Punto deciso Diano D’Alba, la porta delle Langhe e quando raggiungo la casa di mia moglie, poco prima del paese, mi metto a girare intorno per ammirare il panorama: vedo le Alpi, fedeli compagne di questa avventura, imponenti e maestose, mi hanno fatto sentire meno solo durante questo volo, le colline le vere protagoniste di queste zone con le vigne, i noccioleti e le tante cascine costruite dagli stessi uomini che hanno trasformato queste zone in un paradiso del gusto e della gastronomia. E’ un piacere per gli occhi e per la mente essere quassù, un piacere che riesce a non farmi percepire il freddo e la stanchezza, un piacere che ancora aspetta la sua ciliegina sulla torta: la bellissima Alba!
Alba, la città delle cento torri, o era Ascoli Piceno? Fa nulla, Alba è li, duecento metri sotto i miei piedi, mollo l’acceleratore e plano fino ai “tetti blu”, un quartiere residenziale nell’immediata periferia di Alba, costeggio l’imponente stabilimento della Ferrero e mi inebrio dei suoi golosi profumi, proseguo e mi metto ad ammirare il centro storico di questa bellissima città, con la Cattedrale di San Lorenzo che svetta su tutte le altre costruzioni mentre la luce tenue del pomeriggio risalta ancora di più i colori pastello dei mattoni con cui è costruito il centro storico.
Vista da quassù la città è ancora più bella e splendente, la cura e la bellezza dei sui palazzi è sorprendente, la sola vista fa venir voglia di scendere e visitarla, ma non ci sono degli atterraggi sicuri e mio malgrado proseguo verso Nord, verso gli ampi campi intorno a Castagnito, dove ho deciso di andare ad atterrare.

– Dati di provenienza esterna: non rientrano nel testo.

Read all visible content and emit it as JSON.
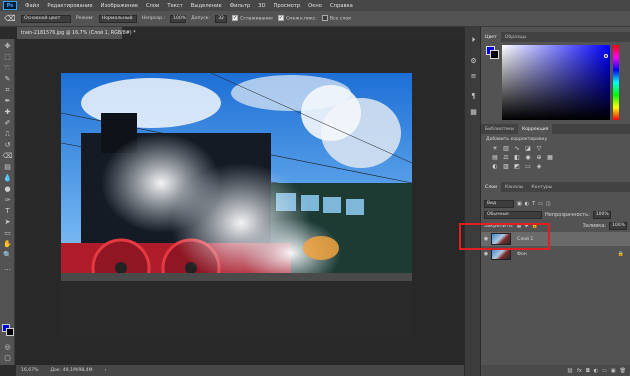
{
  "app": {
    "logo": "Ps"
  },
  "menu": [
    "Файл",
    "Редактирование",
    "Изображение",
    "Слои",
    "Текст",
    "Выделение",
    "Фильтр",
    "3D",
    "Просмотр",
    "Окно",
    "Справка"
  ],
  "options_bar": {
    "tool_icon": "eraser-icon",
    "preset": "Основной цвет",
    "mode_label": "Режим:",
    "mode_value": "Нормальный",
    "opacity_label": "Непрозр.:",
    "opacity_value": "100%",
    "tolerance_label": "Допуск:",
    "tolerance_value": "32",
    "antialias_label": "Сглаживание",
    "contiguous_label": "Смежн.пикс.",
    "all_layers_label": "Все слои"
  },
  "document": {
    "tab_title": "train-2181576.jpg @ 16,7% (Слой 1, RGB/8#) *",
    "zoom": "16,67%",
    "doc_size": "Док: 49,1M/98,4M"
  },
  "color_panel": {
    "tabs": [
      "Цвет",
      "Образцы"
    ],
    "foreground": "#0000e6",
    "background": "#000000"
  },
  "adjust_panel": {
    "tabs": [
      "Библиотеки",
      "Коррекция"
    ],
    "title": "Добавить корректировку"
  },
  "layers_panel": {
    "tabs": [
      "Слои",
      "Каналы",
      "Контуры"
    ],
    "kind_filter": "Вид",
    "blend_mode": "Обычные",
    "opacity_label": "Непрозрачность:",
    "opacity_value": "100%",
    "lock_label": "Закрепить:",
    "fill_label": "Заливка:",
    "fill_value": "100%",
    "layers": [
      {
        "name": "Слой 1",
        "selected": true,
        "locked": false
      },
      {
        "name": "Фон",
        "selected": false,
        "locked": true
      }
    ]
  },
  "colors": {
    "accent": "#31a8ff",
    "highlight": "#e02020",
    "panel_bg": "#535353",
    "workspace": "#282828"
  }
}
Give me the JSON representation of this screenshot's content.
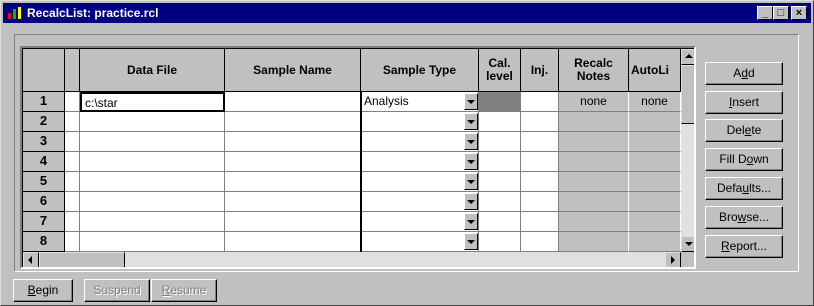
{
  "window": {
    "title": "RecalcList: practice.rcl",
    "minimize_glyph": "_",
    "maximize_glyph": "□",
    "close_glyph": "×"
  },
  "grid": {
    "columns": [
      {
        "key": "data_file",
        "label": "Data File"
      },
      {
        "key": "sample_name",
        "label": "Sample Name"
      },
      {
        "key": "sample_type",
        "label": "Sample Type"
      },
      {
        "key": "cal_level",
        "label": "Cal.\nlevel"
      },
      {
        "key": "inj",
        "label": "Inj."
      },
      {
        "key": "recalc_notes",
        "label": "Recalc\nNotes"
      },
      {
        "key": "autolink",
        "label": "AutoLi"
      }
    ],
    "row_numbers": [
      "1",
      "2",
      "3",
      "4",
      "5",
      "6",
      "7",
      "8"
    ],
    "rows": [
      {
        "data_file": "c:\\star",
        "sample_name": "",
        "sample_type": "Analysis",
        "cal_level": "",
        "inj": "",
        "recalc_notes": "none",
        "autolink": "none"
      },
      {
        "data_file": "",
        "sample_name": "",
        "sample_type": "",
        "cal_level": "",
        "inj": "",
        "recalc_notes": "",
        "autolink": ""
      },
      {
        "data_file": "",
        "sample_name": "",
        "sample_type": "",
        "cal_level": "",
        "inj": "",
        "recalc_notes": "",
        "autolink": ""
      },
      {
        "data_file": "",
        "sample_name": "",
        "sample_type": "",
        "cal_level": "",
        "inj": "",
        "recalc_notes": "",
        "autolink": ""
      },
      {
        "data_file": "",
        "sample_name": "",
        "sample_type": "",
        "cal_level": "",
        "inj": "",
        "recalc_notes": "",
        "autolink": ""
      },
      {
        "data_file": "",
        "sample_name": "",
        "sample_type": "",
        "cal_level": "",
        "inj": "",
        "recalc_notes": "",
        "autolink": ""
      },
      {
        "data_file": "",
        "sample_name": "",
        "sample_type": "",
        "cal_level": "",
        "inj": "",
        "recalc_notes": "",
        "autolink": ""
      },
      {
        "data_file": "",
        "sample_name": "",
        "sample_type": "",
        "cal_level": "",
        "inj": "",
        "recalc_notes": "",
        "autolink": ""
      }
    ]
  },
  "side_buttons": {
    "add": {
      "pre": "A",
      "u": "d",
      "post": "d"
    },
    "insert": {
      "pre": "",
      "u": "I",
      "post": "nsert"
    },
    "delete": {
      "pre": "Del",
      "u": "e",
      "post": "te"
    },
    "fill_down": {
      "pre": "Fill D",
      "u": "o",
      "post": "wn"
    },
    "defaults": {
      "pre": "Defa",
      "u": "u",
      "post": "lts..."
    },
    "browse": {
      "pre": "Bro",
      "u": "w",
      "post": "se..."
    },
    "report": {
      "pre": "",
      "u": "R",
      "post": "eport..."
    }
  },
  "bottom_buttons": {
    "begin": {
      "pre": "",
      "u": "B",
      "post": "egin"
    },
    "suspend": {
      "pre": "Suspend",
      "u": "",
      "post": ""
    },
    "resume": {
      "pre": "",
      "u": "R",
      "post": "esume"
    }
  },
  "colors": {
    "title_bar": "#000080",
    "face": "#c0c0c0",
    "highlight_cell": "#808080"
  }
}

Sono in volo da quasi due ore quando raggiungo l’abitato di Guarene a pochi metri dall’atterraggio, la stanchezza è tanta ma poi l’occhio mi cade sul bellissimo castello e… è più forte di me non posso farci nulla, do subito gas per raggiungere la parte alta del paese ed ammirare i lussureggianti giardini ed il massiccio castello che domina sulla valle del Tanaro. Wowwww! Sapete, questa è una di quelle situazioni in cui non vorrei scendere mai, ma il buon senso (e la poca miscela rimasta nel serbatoio) mi fanno desistere ed atterro in un vicino prato. Mi giro, mi guardo intorno e caccio un urlo liberatorio: che posti ragazzi!
Questo racconto lo dedico a Susanna e a tutte le infermiere, infermieri e personale sanitario che ogni istante della giornata, 365 giorni l’anno, mettono a repentaglio la loro sicurezza e (troppo spesso) la loro vita per il bene della collettività!